Un texte pour accompagner les cloches qui vibreront ce soir
Article mis en ligne le 25 mars 2020

par Norbert Otero

Bien-Aimé(e)s de Dieu,

« Dieu fait du chrétien à partir de l’humain » me disait en 1995 à Lille, l’ancien Évêque d’Arras, Mgr Henri de Rouet, lors de mon rite d’admission comme candidat au sacerdoce ministériel du Christ.

Au regard des ovations pour soutenir et encourager le personnel soignant, les coordinateurs de nos 7 clochers ont souhaité que les acclamations des populations portées au corps médical puissent être accompagnées spirituellement.

Aussi nous saisissons l’occasion de la fête de l’Annonciation , où les Évêques de France demandent que les cloches de toutes les églises sonnent à 19H30, pour sonner les cloches de nos 7 églises paroissiales tous les mercredis à 19H30 à partir d’aujourd’hui. Cela pour traduire simplement qu’il nous faut soutenir par nos prières ceux et celles qui prodiguent les soins de santé à tous les malades atteints par le Coronavirus.

A l’Annonciation, la nouvelle qui produit la joie est que Dieu vient habiter notre terre pour nous aider à prendre soin des autres comme son Fils Jésus nous le révélera par sa vie auprès de nous. Que la joie de l’Annonciation devienne communicative pour que le soutien du Personnel et les facteurs de guérison produisent leurs effets aux malades.

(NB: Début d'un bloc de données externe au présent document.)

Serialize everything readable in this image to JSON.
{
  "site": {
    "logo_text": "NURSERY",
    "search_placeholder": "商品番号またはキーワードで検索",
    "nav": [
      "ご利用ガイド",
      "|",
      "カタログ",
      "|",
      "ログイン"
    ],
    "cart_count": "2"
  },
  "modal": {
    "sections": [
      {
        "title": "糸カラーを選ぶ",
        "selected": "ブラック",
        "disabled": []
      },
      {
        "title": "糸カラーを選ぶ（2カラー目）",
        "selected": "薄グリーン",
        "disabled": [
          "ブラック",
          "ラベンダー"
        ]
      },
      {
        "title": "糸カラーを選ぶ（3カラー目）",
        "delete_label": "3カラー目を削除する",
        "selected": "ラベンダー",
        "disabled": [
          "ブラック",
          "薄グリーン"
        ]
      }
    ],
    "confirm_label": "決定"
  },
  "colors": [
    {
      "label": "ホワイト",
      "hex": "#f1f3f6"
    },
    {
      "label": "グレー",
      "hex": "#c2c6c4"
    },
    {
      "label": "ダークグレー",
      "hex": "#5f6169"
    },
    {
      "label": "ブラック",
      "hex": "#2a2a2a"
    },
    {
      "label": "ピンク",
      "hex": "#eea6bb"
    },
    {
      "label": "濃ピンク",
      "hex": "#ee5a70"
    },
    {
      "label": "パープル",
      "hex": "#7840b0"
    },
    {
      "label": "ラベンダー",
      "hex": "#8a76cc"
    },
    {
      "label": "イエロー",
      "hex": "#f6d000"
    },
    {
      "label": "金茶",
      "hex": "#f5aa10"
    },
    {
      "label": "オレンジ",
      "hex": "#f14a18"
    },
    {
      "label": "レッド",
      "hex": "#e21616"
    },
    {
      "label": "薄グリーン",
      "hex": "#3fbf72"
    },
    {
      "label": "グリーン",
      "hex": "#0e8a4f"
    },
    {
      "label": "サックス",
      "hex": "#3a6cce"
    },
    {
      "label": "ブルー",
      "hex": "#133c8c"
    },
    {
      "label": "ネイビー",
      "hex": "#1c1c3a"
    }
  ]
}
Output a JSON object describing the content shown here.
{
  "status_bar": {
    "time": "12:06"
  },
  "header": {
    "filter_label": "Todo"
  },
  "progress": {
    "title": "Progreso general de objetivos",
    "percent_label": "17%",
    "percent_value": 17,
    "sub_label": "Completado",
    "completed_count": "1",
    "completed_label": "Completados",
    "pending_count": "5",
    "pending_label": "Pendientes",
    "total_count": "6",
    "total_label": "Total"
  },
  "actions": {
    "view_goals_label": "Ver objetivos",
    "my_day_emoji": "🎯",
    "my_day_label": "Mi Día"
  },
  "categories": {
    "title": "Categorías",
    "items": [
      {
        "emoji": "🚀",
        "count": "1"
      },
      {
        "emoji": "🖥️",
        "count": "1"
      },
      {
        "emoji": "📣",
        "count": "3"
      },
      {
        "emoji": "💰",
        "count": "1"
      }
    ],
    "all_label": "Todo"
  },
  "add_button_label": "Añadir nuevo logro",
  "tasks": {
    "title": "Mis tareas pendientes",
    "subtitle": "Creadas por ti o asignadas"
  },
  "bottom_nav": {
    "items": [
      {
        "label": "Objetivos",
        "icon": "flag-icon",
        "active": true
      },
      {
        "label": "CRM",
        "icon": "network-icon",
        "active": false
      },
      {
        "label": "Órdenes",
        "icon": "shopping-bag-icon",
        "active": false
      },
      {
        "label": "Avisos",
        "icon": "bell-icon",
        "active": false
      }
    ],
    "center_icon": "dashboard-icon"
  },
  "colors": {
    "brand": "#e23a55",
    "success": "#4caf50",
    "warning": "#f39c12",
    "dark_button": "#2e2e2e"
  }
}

N’oublions pas que ce mercredi de l’Annonciation, il faudra mettre une lumière à la fenêtre de nos maisons, à l’heure où les cloches sonneront. Que cette lumière réchauffe nos cœurs, éclaire nos relations avec le Seigneur et les autres pour vivre des grâces de Jésus, Lui, la Lumière du Monde.

Dans le même esprit et pour la deuxième fois, les dimanches soir, à 19H30, nous entendrons également les cloches pour nous rappeler la Puissance et la Force de la Résurrection de Notre Seigneur Jésus qui transforme déjà la réalité de notre monde avant que celle-ci ne bascule totalement dans la vie éternelle.

Voilà comment par un geste simple nous porterons ensemble les malades, ceux et celles qui prennent soin d’eux.

Il nous faut aussi un autre jour, cette fois-ci sans cloche, où nous essayerons de vivre l’esseulement de l’humanité torturée, martyrisée, broyée et faible face à Dieu, à l’image du Seigneur Jésus sur la Croix où il ne parle plus qu’à son Père. C’est le Vendredi que nous tâcherons d’imiter encore et toujours davantage le silence du Vendredi Saint en présentant à l’Éternel nos malades, nos situations angoissantes et terrifiantes et en invoquant l’Esprit de Dieu qu’il a envoyé sur Marie à l’Annonciation et à la Résurrection sur le corps inerte de Jésus.

Oui, notre manière de participer aux ovations des populations c’est cela aussi.

Dieu par cette pandémie, je réalise combien tu aimes tes filles et tes fils car mon cœur est torturé à l’idée de perdre une ou un seul d’entre eux.

Donne-nous la grâce de nous aimer, comme tu nous aimes, en ces temps difficiles.